Hostile takeover
I know, I know: Those annual pledge drives for public TV and radio make you want to set your hair on fire. Those semi-annual “specials” featuring a toothless array of aged folk and rock musicians are like an A.A.R.P. version of The Gong Show.
And if that’s not bad enough, the proliferation of corporate sponsorships, combined with a general air of self-congratulation, is enough to cast more than a little doubt about the ability of PBS and NPR to be truly independent.
But let’s face it: When it comes to news coverage and documentaries, public broadcasting in this country has done the public proud. From The News Hour With Jim Lehrer to Frontline, Morning Edition, to All Things Considered, the public affairs programming produced under the aegis of the Corporation for Public Broadcasting (CPB) constitutes a worthy standard of excellence.
Naturally, the neo-cons in the Bush Administration want to wreck it.
For the past six months, right-wing Republicans have been engaged in what can only be called a hostile takeover of public broadcasting. For the sake of clarity, it’s important to know at the outset how this country’s public broadcasting bureaucracy works. First, there’s the CPB, a board that, at the moment, is controlled by Republican appointees.

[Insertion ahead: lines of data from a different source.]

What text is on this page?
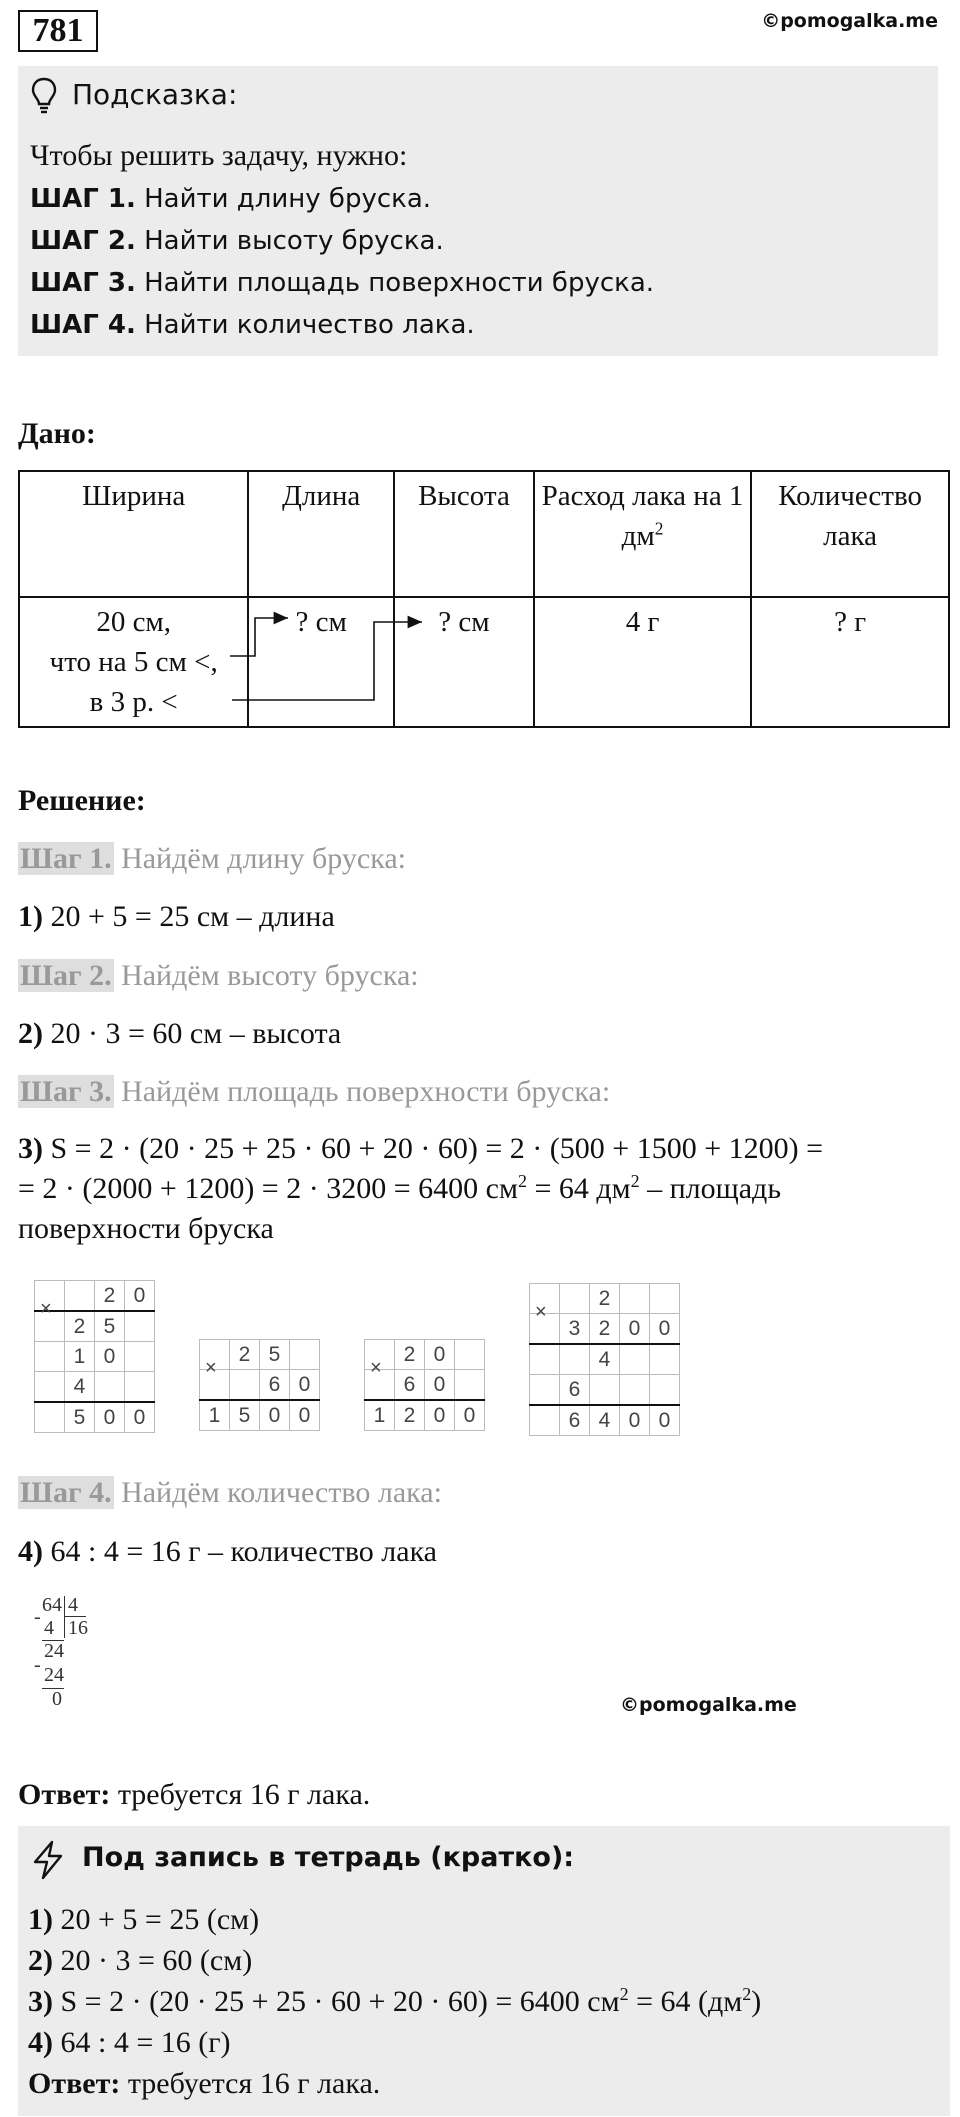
781	©pomogalka.me
Подсказка:
Чтобы решить задачу, нужно:
ШАГ 1. Найти длину бруска.
ШАГ 2. Найти высоту бруска.
ШАГ 3. Найти площадь поверхности бруска.
ШАГ 4. Найти количество лака.
Дано:
Ширина	Длина	Высота	Расход лака на 1 $дм^2$	Количество лака

20 см,
что на 5 см <,
в 3 р. <	? см	? см	4 г	? г
Решение:
Шаг 1. Найдём длину бруска:
1) 20 + 5 = 25 см – длина
Шаг 2. Найдём высоту бруска:
2) 20 · 3 = 60 см – высота
Шаг 3. Найдём площадь поверхности бруска:
3) S = 2 · (20 · 25 + 25 · 60 + 20 · 60) = 2 · (500 + 1500 + 1200) =
= 2 · (2000 + 1200) = 2 · 3200 = 6400 $см^2 = 64$ $дм^2$ – площадь
поверхности бруска
		2	0
	2	5	
	1	0	
	4		
	5	0	0
×
	2	5	
		6	0
1	5	0	0
×
	2	0	
	6	0	
1	2	0	0
×
		2		
	3	2	0	0
		4		
	6			
	6	4	0	0
×
Шаг 4. Найдём количество лака:
4) 64 : 4 = 16 г – количество лака
64 4
16
- 4
24
- 24
0	©pomogalka.me
Ответ: требуется 16 г лака.
Под запись в тетрадь (кратко):
1) 20 + 5 = 25 (см)
2) 20 · 3 = 60 (см)
3) S = 2 · (20 · 25 + 25 · 60 + 20 · 60) = 6400 $см^2 = 64$ $(дм^2)$
4) 64 : 4 = 16 (г)
Ответ: требуется 16 г лака.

The CPB receives funding from Congress and then provides those funds to public television (PBS) and radio (NPR).
Kenneth Tomlinson, a former executive with Reader’s Digest and a contributor to the Bush campaigns, has been the chairman of the CPB since 2003. He has said, “If a significant number of conservatives are saying public TV is not for them, we need to change that.”
Those changes began in January when PBS decided not to distribute an episode of a children’s show, Postcards From Buster, because Education Secretary Margaret Spellings objected to an appearance on the show by two lesbian moms.

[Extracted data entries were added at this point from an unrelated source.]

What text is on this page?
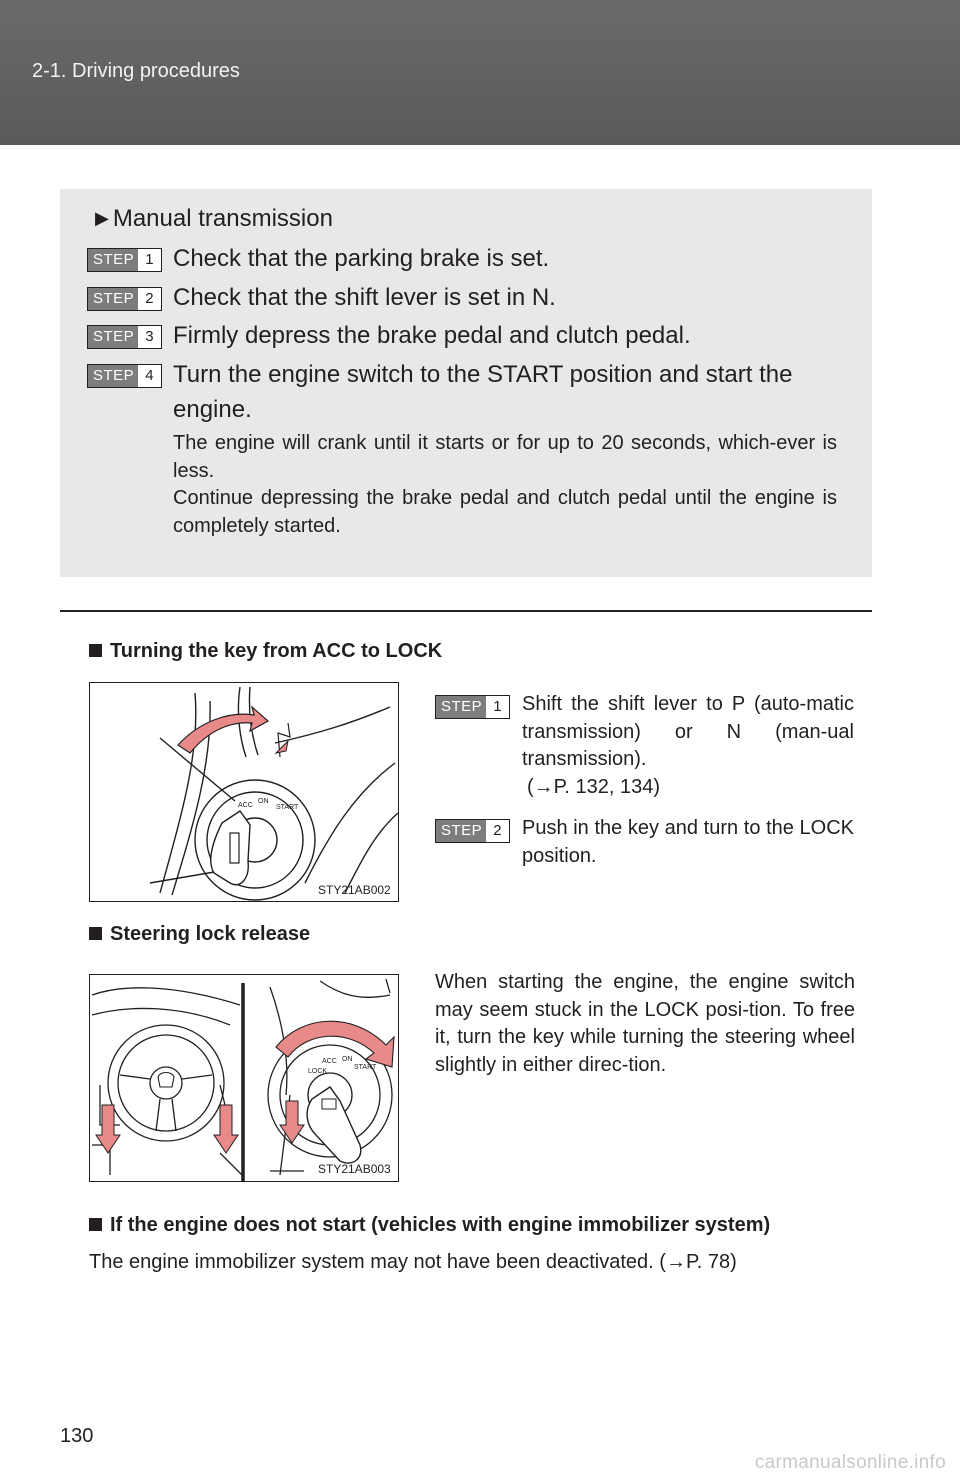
2-1. Driving procedures
▶ Manual transmission
STEP 1 Check that the parking brake is set.
STEP 2 Check that the shift lever is set in N.
STEP 3 Firmly depress the brake pedal and clutch pedal.
STEP 4 Turn the engine switch to the START position and start the
engine.
The engine will crank until it starts or for up to 20 seconds, which-ever is less.
Continue depressing the brake pedal and clutch pedal until the engine is completely started.
Turning the key from ACC to LOCK
ACC
ON
START
STY21AB002
STEP 1	Shift the shift lever to P (auto-matic transmission) or N (man-ual transmission).
(→P. 132, 134)
STEP 2	Push in the key and turn to the LOCK position.
Steering lock release
LOCK
ACC ON
START
STY21AB003
When starting the engine, the engine switch may seem stuck in the LOCK posi-tion. To free it, turn the key while turning the steering wheel slightly in either direc-tion.
If the engine does not start (vehicles with engine immobilizer system)
The engine immobilizer system may not have been deactivated. (→P. 78)
130
carmanualsonline.info
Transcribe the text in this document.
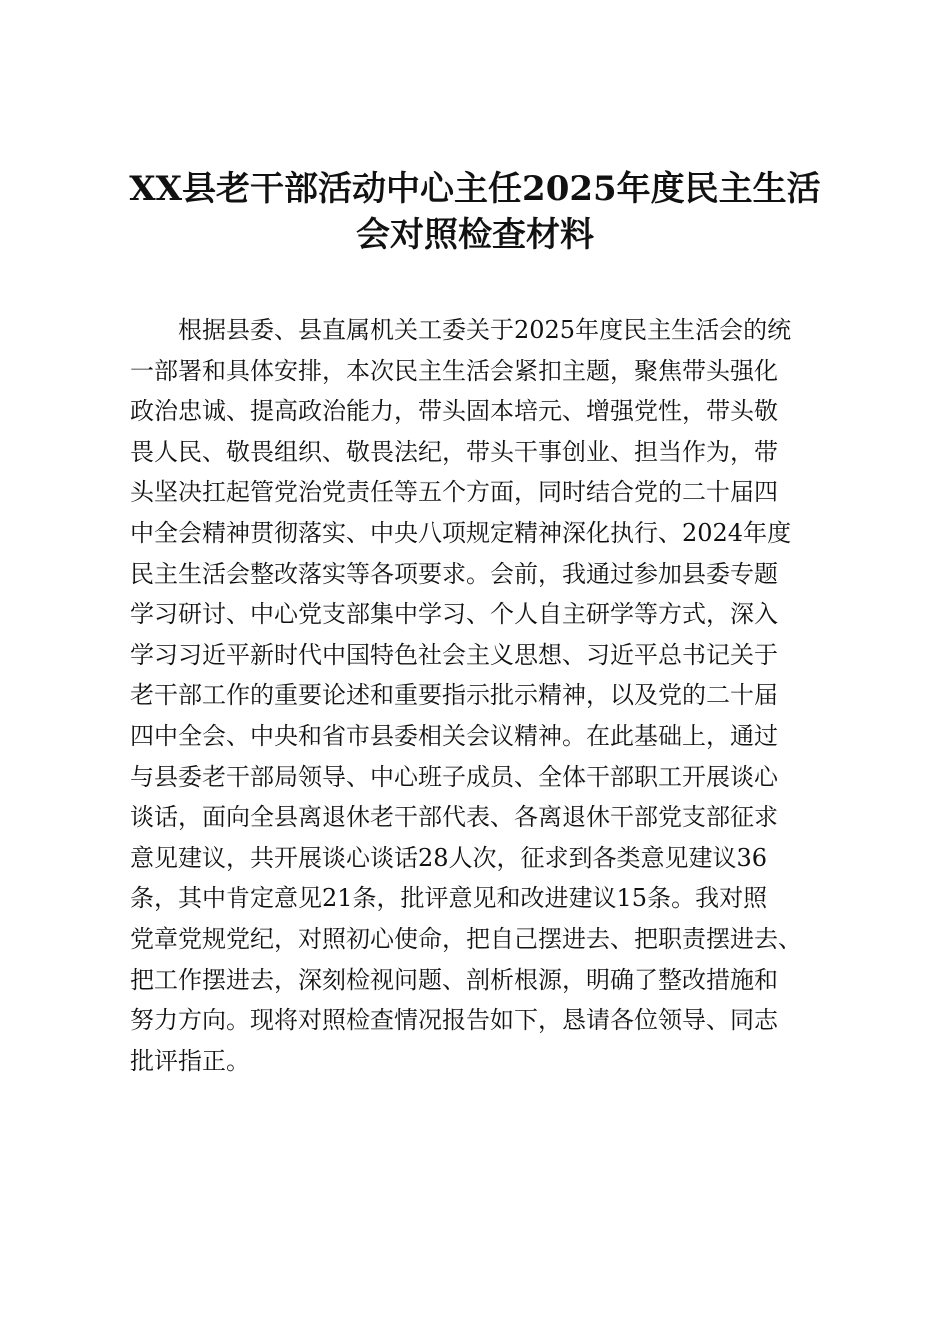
XX县老干部活动中心主任2025年度民主生活
会对照检查材料
根据县委、县直属机关工委关于2025年度民主生活会的统
一部署和具体安排，本次民主生活会紧扣主题，聚焦带头强化
政治忠诚、提高政治能力，带头固本培元、增强党性，带头敬
畏人民、敬畏组织、敬畏法纪，带头干事创业、担当作为，带
头坚决扛起管党治党责任等五个方面，同时结合党的二十届四
中全会精神贯彻落实、中央八项规定精神深化执行、2024年度
民主生活会整改落实等各项要求。会前，我通过参加县委专题
学习研讨、中心党支部集中学习、个人自主研学等方式，深入
学习习近平新时代中国特色社会主义思想、习近平总书记关于
老干部工作的重要论述和重要指示批示精神，以及党的二十届
四中全会、中央和省市县委相关会议精神。在此基础上，通过
与县委老干部局领导、中心班子成员、全体干部职工开展谈心
谈话，面向全县离退休老干部代表、各离退休干部党支部征求
意见建议，共开展谈心谈话28人次，征求到各类意见建议36
条，其中肯定意见21条，批评意见和改进建议15条。我对照
党章党规党纪，对照初心使命，把自己摆进去、把职责摆进去、
把工作摆进去，深刻检视问题、剖析根源，明确了整改措施和
努力方向。现将对照检查情况报告如下，恳请各位领导、同志
批评指正。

In April, Kathleen Cox, the CPB’s president, resigned without explanation after only nine months on the job. She was replaced by an interim director, Ken Ferree, a former assistant to Michael Powell at the Federal Communications Commission. Ferree is known as a cheerleader for media deregulation and consolidation. He set a certain tone when he gave an interview to the New York Times Magazine in which he cavalierly claimed not to watch much on PBS and that, since he rode a motorcycle, didn’t listen to the news on NPR.
Then it came out that Tomlinson had hired a consultant to watch the Bill Moyers show, Now, in order to keep track of the number of conservative guests who appeared there. In the meantime, Moyers retired and PBS picked up two new shows, featuring conservatives Tucker Carlson and Paul Gigot.
During April, Tomlinson announced the appointment of two ombudsmen, Ken Bode of DePauw University and the Hudson Institute and William Schulz, another Reader’s Digest alum, to examine issues of fairness and balance at PBS. Tomlinson hired Mary Catherine Andrews, former Bush director of global communications, to “coordinate” this new office.
Finally, Tomlinson named Patricia Harrison, a State Department official and former co-chairwoman of the Republican National Committee, to ultimately replace Ferree as CPB president. As Joe Conason observed, “Imagine the horrified screaming from the right if, as president, Bill Clinton had dared choose a former Democratic Party chair to oversee public broadcasting. Every right-thinking pundit and politician would howl for the immediate and total defunding of CPB …”
The biggest irony in this case is that the public has given no indication that it thinks public broadcasting is politically biased. In 2002, the CPB board called for a survey to see how viewers thought PBS was doing. Overall, only 21 percent of respondents thought PBS was too liberal; only 7 percent thought its war coverage was “slanted.”
This wasn’t what Tomlinson wanted to hear, so, in 2003, he commissioned another survey on liberal bias, conducted jointly by a Republican and a Democratic firm, including focus groups in red states. The survey’s top priority was to “re-measure the extent to which people view news and information programming on PBS and NPR as being biased.”
Once again, roughly 80 percent of people polled had a favorable opinion of public broadcasting. A strong majority said PBS’s news and information programming was more trustworthy and in-depth than ABC, CBS, NBC, Fox or CNN. Most called PBS “a valuable cultural resource” and a plurality of 48 percent wanted the government to provide more funding to PBS (only 10 percent wanted less).
You’d think the people in charge at the CPB would be bragging about results like these. They’ve all but buried them. Instead, Tomlinson’s CPB challenged PBS’ code of journalism standards, demanding that funding be linked to an outside assessment of “objectivity and balance.” So far, this demand has been rebuffed on First Amendment grounds. But PBS’ standards are in the process of being updated by a panel of journalists and academics. How Tomlinson and Co. will view the results remains to be seen.
“If it ain’t broke, don’t fix it.” If that saying applies to anything, it’s public broadcasting. You’d think that being “conservative,” people like Tomlinson would get that better than most. But as Bush Inc. keeps showing us, this administration isn’t interested in what people want — it’s about power and control. If they get their way, there may soon be more the matter with public broadcasting than those annoying fund drives.